On a besoin d’intermédiaires, de gens qui nous aident à progresser ensemble, sans quoi ces face-à-face entre politiques seront stériles. Ces tiers de confiance pourraient piloter les travaux sur le fond, ce qui serait une manière de pousser les acteurs politiques à ne pas avoir un agenda officiel, celui de l’unité de la gauche, et, derrière, un agenda caché, celui de poursuivre quoi qu’il en coûte une stratégie solitaire.

C’est le dessein que se fixe aujourd’hui l’initiative « 2022 ou jamais ». Qu’en -pensez-vous ?

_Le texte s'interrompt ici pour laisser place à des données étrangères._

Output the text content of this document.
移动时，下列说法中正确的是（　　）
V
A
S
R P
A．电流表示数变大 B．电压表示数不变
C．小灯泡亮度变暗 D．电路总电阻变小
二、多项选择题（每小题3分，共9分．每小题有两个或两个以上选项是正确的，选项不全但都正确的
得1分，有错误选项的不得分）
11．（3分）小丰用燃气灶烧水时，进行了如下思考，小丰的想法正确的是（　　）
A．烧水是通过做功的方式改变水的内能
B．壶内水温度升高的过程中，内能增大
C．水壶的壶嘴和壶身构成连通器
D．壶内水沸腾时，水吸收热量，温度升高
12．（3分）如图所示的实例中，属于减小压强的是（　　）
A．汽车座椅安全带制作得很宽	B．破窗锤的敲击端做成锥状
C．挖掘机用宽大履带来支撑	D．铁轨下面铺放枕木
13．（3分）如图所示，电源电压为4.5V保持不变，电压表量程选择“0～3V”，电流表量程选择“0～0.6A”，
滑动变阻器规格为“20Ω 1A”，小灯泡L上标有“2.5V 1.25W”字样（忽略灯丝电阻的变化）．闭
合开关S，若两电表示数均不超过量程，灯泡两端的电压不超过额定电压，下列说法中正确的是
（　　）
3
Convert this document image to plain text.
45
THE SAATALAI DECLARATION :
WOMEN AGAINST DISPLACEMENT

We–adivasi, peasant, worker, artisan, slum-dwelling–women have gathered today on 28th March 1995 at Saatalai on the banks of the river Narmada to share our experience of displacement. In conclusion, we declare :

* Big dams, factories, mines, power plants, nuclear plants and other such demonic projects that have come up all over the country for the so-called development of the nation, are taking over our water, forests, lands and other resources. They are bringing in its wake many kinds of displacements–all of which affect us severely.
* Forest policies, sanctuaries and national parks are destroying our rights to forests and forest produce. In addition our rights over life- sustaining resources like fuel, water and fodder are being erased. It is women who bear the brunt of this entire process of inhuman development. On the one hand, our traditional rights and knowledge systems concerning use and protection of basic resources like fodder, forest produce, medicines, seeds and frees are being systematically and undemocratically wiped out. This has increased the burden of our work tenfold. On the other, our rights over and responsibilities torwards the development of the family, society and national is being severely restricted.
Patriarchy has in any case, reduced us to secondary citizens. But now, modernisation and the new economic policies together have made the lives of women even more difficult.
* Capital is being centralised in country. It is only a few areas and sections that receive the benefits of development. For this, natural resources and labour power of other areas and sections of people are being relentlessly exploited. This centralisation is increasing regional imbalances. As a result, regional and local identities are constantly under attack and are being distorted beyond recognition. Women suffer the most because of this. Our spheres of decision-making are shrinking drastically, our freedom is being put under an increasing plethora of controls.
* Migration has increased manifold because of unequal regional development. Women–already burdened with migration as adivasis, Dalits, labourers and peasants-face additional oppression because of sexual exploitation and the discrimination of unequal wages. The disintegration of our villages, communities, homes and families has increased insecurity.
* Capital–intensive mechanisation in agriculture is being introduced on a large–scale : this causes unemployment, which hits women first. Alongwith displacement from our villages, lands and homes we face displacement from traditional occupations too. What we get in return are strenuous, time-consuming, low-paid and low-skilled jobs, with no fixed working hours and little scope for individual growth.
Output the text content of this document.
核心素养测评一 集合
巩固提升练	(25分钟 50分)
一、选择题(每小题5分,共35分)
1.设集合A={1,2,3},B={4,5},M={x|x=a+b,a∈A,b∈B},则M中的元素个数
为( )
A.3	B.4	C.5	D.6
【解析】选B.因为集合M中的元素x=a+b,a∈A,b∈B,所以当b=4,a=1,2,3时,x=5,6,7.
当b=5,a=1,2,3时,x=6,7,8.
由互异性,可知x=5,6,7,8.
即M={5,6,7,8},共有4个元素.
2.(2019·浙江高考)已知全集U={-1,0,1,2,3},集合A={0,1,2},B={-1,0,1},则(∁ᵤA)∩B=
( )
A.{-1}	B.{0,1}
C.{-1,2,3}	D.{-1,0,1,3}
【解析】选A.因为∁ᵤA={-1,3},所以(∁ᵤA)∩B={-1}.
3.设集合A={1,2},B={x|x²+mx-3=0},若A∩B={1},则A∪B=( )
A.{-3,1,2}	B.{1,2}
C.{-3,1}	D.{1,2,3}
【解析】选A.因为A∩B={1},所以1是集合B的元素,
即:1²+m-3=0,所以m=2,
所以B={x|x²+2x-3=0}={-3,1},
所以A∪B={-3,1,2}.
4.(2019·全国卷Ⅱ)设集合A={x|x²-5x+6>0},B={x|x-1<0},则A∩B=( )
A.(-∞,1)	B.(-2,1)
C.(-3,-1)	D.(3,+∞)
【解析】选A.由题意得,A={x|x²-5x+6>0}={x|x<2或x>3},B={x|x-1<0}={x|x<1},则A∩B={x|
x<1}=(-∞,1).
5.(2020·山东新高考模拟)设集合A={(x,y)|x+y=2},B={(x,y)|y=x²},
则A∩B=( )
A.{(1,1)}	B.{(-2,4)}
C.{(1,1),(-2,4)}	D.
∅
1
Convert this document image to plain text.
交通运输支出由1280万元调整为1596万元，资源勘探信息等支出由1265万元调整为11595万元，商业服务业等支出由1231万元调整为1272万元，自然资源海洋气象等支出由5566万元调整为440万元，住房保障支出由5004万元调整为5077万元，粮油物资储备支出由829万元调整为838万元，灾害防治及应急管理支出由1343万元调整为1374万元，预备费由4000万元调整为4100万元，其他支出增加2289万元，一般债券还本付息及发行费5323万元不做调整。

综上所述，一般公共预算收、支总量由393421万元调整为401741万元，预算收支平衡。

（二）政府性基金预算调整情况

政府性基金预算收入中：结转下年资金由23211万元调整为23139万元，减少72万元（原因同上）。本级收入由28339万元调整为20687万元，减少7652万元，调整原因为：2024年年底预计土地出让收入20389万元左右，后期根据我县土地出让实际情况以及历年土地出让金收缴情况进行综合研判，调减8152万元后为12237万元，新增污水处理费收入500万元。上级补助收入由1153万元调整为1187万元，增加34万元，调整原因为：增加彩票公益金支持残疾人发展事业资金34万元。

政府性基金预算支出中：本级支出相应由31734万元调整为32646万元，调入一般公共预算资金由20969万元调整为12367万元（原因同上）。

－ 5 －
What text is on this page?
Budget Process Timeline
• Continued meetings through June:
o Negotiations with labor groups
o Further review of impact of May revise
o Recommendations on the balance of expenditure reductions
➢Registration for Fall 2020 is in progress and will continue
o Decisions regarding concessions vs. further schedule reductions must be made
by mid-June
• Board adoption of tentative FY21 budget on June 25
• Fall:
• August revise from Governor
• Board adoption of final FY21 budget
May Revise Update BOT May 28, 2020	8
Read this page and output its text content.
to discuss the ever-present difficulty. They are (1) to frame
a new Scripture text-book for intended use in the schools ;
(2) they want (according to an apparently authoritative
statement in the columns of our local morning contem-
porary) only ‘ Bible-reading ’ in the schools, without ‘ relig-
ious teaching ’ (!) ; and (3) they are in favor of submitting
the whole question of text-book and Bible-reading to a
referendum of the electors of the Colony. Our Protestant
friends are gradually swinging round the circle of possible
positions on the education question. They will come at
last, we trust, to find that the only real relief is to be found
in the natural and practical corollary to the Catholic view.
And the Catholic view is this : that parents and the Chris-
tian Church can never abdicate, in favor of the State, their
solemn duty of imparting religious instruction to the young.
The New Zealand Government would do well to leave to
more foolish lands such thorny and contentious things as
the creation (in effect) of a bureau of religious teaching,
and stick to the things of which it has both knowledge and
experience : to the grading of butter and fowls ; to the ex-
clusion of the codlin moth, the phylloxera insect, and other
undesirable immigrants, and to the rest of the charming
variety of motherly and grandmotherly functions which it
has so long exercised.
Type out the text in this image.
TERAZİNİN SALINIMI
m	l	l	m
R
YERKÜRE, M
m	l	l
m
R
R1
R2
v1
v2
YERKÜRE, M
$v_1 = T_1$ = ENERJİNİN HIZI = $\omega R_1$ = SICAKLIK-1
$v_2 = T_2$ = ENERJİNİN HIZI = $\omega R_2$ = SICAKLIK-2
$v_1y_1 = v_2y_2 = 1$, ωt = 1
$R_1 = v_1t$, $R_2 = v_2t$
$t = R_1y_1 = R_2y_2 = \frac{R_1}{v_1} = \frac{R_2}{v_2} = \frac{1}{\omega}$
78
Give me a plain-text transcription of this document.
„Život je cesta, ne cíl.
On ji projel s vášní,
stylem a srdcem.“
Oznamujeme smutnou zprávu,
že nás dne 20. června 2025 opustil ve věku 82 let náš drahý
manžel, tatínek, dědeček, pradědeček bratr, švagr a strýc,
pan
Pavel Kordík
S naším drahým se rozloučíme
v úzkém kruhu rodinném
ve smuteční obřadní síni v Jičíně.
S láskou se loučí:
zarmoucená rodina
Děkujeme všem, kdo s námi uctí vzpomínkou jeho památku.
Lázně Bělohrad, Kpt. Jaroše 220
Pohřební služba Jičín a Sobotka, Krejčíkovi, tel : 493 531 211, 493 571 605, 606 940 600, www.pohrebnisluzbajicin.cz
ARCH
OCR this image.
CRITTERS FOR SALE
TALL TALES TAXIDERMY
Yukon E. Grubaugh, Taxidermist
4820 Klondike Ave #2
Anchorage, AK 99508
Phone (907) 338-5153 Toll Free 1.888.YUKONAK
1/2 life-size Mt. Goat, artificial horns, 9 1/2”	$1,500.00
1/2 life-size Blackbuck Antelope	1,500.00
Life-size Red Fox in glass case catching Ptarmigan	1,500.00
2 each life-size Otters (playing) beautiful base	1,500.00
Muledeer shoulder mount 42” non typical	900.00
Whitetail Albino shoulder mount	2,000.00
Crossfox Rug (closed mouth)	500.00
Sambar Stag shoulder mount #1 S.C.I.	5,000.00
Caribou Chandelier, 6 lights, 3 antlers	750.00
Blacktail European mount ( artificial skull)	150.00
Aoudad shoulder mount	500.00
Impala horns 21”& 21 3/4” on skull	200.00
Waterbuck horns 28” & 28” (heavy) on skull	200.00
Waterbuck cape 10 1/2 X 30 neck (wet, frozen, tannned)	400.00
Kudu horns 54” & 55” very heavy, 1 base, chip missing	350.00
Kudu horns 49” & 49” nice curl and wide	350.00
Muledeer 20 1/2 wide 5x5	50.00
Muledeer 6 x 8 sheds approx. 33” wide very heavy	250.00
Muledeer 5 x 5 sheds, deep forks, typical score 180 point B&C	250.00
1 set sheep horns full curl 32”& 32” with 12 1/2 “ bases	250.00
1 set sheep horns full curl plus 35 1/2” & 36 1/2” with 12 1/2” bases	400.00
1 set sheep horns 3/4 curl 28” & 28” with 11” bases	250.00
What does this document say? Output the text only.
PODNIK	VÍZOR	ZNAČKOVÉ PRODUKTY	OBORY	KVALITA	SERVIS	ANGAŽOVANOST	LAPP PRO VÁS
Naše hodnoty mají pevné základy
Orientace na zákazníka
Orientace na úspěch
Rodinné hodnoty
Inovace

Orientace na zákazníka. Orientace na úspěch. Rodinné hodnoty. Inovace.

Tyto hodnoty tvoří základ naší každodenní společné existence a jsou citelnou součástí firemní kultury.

Je les connais depuis peu, mais je trouve que c’est la meilleure formule pour la suite. On a là des gens qui viennent de traditions et d’histoires syndicales, associatives ou militantes différentes mais qui disent tous la même chose : il faut un seul candidat, on va fabriquer le programme commun et on fera la sélection des candidats. Il faut qu’avec leurs idées ils s’intercalent dans un processus politique qu’ils vont permettre d’éclairer, peut-être de fluidifier. On a besoin d’eux et ils ont besoin de nous – puisque le but, c’est qu’il y ait bien un candidat unique. Si on veut réussir l’unité, il faut que le mouvement social et la société civile organisée nous accompagnent. Ils ne doivent pas être là pour être des animateurs, mais bien des partenaires du processus pour déjouer les stratégies des acteurs politiques, car si c’est pour remettre vingt personnes dans vingt couloirs de nage… moi, je préfère la natation synchronisée.